コンテキストウィンドウとは何か?グーグルとメタが本気、生成AI「強化」のカギ?
生成AIに欠かせない大規模言語モデル(LLM)。そのLLMの能力を「強化」させるカギとして、「コンテキストウィンドウ(Context Window)」が注目されている。グーグルやメタも、今年に入りコンテキストウィンドウに関する新技術を相次いで開発して話題を呼んだ。両社が開発した新技術とはどのようなものなのか、そして、そもそもコンテキストウィンドウは生成AIをどう強化できるのかについて解説する。 【詳細な図や写真】テキストのトークン化例(出典:OpenAI)

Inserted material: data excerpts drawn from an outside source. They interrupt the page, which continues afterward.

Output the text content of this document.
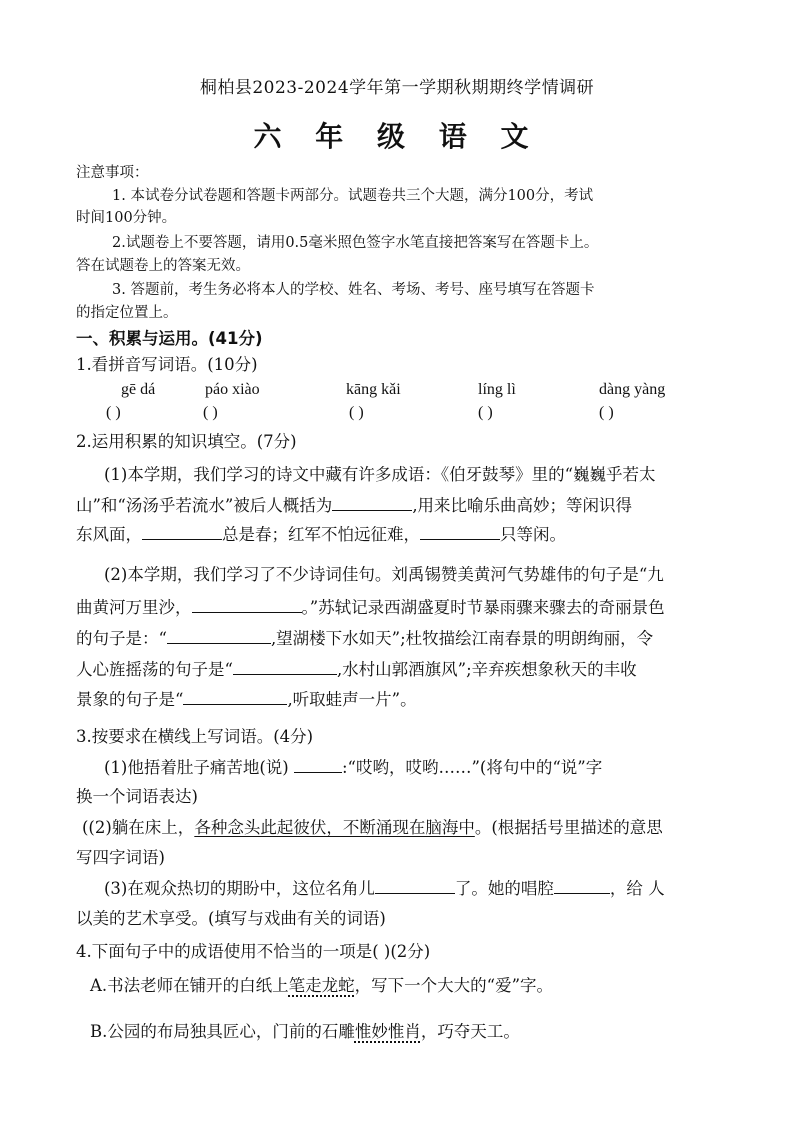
桐柏县2023-2024学年第一学期秋期期终学情调研
六 年 级 语 文
注意事项：
1. 本试卷分试卷题和答题卡两部分。试题卷共三个大题，满分100分，考试
时间100分钟。
2.试题卷上不要答题，请用0.5毫米照色签字水笔直接把答案写在答题卡上。
答在试题卷上的答案无效。
3. 答题前，考生务必将本人的学校、姓名、考场、考号、座号填写在答题卡
的指定位置上。
一、积累与运用。(41分)
1.看拼音写词语。(10分)
gē dá	páo xiào	kāng kǎi	líng lì	dàng yàng
( )	( )	( )	( )	( )
2.运用积累的知识填空。(7分)
(1)本学期，我们学习的诗文中藏有许多成语：《伯牙鼓琴》里的“巍巍乎若太
山”和“汤汤乎若流水”被后人概括为	,用来比喻乐曲高妙；等闲识得
东风面，	总是春；红军不怕远征难，	只等闲。
(2)本学期，我们学习了不少诗词佳句。刘禹锡赞美黄河气势雄伟的句子是“九
曲黄河万里沙，	。”苏轼记录西湖盛夏时节暴雨骤来骤去的奇丽景色
的句子是：“	,望湖楼下水如天”;杜牧描绘江南春景的明朗绚丽，令
人心旌摇荡的句子是“	,水村山郭酒旗风”;辛弃疾想象秋天的丰收
景象的句子是“	,听取蛙声一片”。
3.按要求在横线上写词语。(4分)
(1)他捂着肚子痛苦地(说)	:“哎哟，哎哟……”(将句中的“说”字
换一个词语表达)
((2)躺在床上，各种念头此起彼伏，不断涌现在脑海中。(根据括号里描述的意思
写四字词语)
(3)在观众热切的期盼中，这位名角儿	了。她的唱腔	，给 人
以美的艺术享受。(填写与戏曲有关的词语)
4.下面句子中的成语使用不恰当的一项是( )(2分)
A.书法老师在铺开的白纸上笔走龙蛇，写下一个大大的“爱”字。
B.公园的布局独具匠心，门前的石雕惟妙惟肖，巧夺天工。
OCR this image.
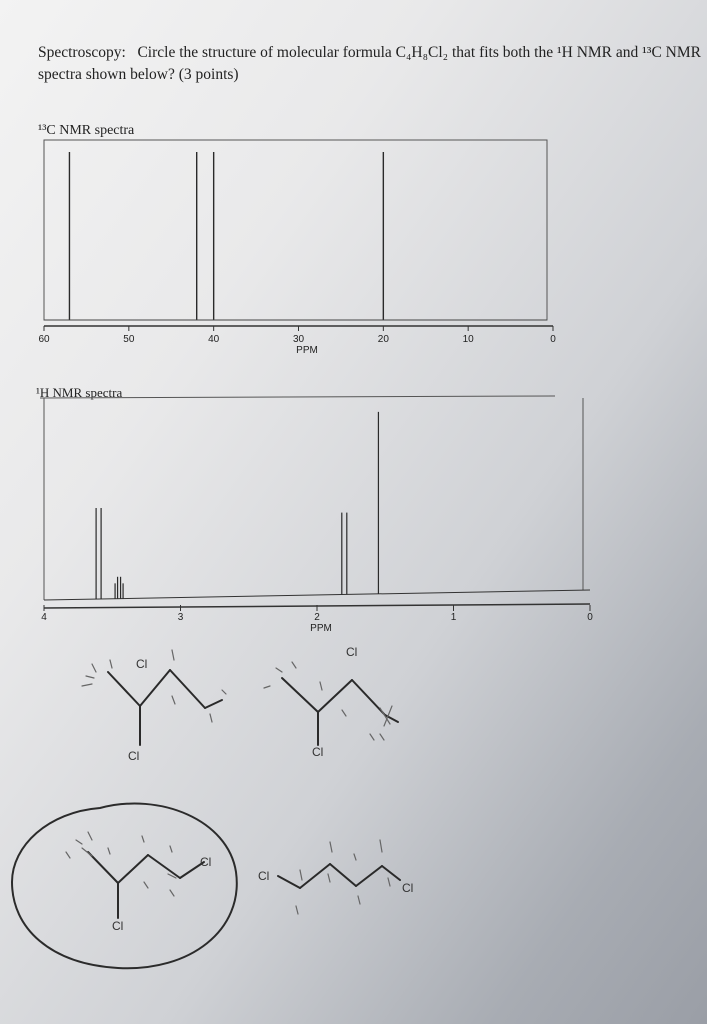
Spectroscopy: Circle the structure of molecular formula C₄H₈Cl₂ that fits both the ¹H NMR and ¹³C NMR spectra shown below? (3 points)
¹³C NMR spectra
60	50	40	30	20	10	0
PPM
¹H NMR spectra
4	3	2	1	0
PPM
Cl
Cl
Cl
Cl
Cl
Cl
Cl
Cl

LLMの性能を左右する「コンテキストウィンドウ」とは
OpenAIやAnthropicなどが開発するLLMが、あらゆる方面で存在感を示している現在。 そのLLMのパフォーマンスを左右する重要な要素の1つとして挙げられるのが、「コンテキストウィンドウ」だ。 コンテキストウィンドウとは、モデルが一度に処理できるトークン数のことを指す。トークンとは、単語、画像、動画の一部分など、モデルが扱う最小単位だ。テキストであれば、英語の場合、100トークン=75ワードほど、日本語の場合、100トークン=100文字ほどとなる。 コンテキストウィンドウが大きいほど、モデルはより長い文章やより大量の情報を一度に処理できるようになる。これにより、文脈を深く理解し、整合性の取れた出力を生成できるようになるのだ。 主要なLLMのコンテキストウィンドウサイズを比べてみると、Anthropicの「Claude 3」が最大で20万トークン。OpenAIの「GPT-4 Turbo」が12万8000トークン、グーグルの「Gemini 1.5 Pro」が12万8000トークンとなっている。1年ほど前まで、主要モデルのコンテキストウィンドウが4000トークンほどだったことを考えると、最近のコンテキストウィンドウサイズの拡大は目を見張るものがある。 コンテキストウィンドウは、実質的にプロンプトに入力できる情報量ということになるが、より厳密にいうと、入力トークン、出力トークン、制御(システム)トークンすべてを含む情報量となる。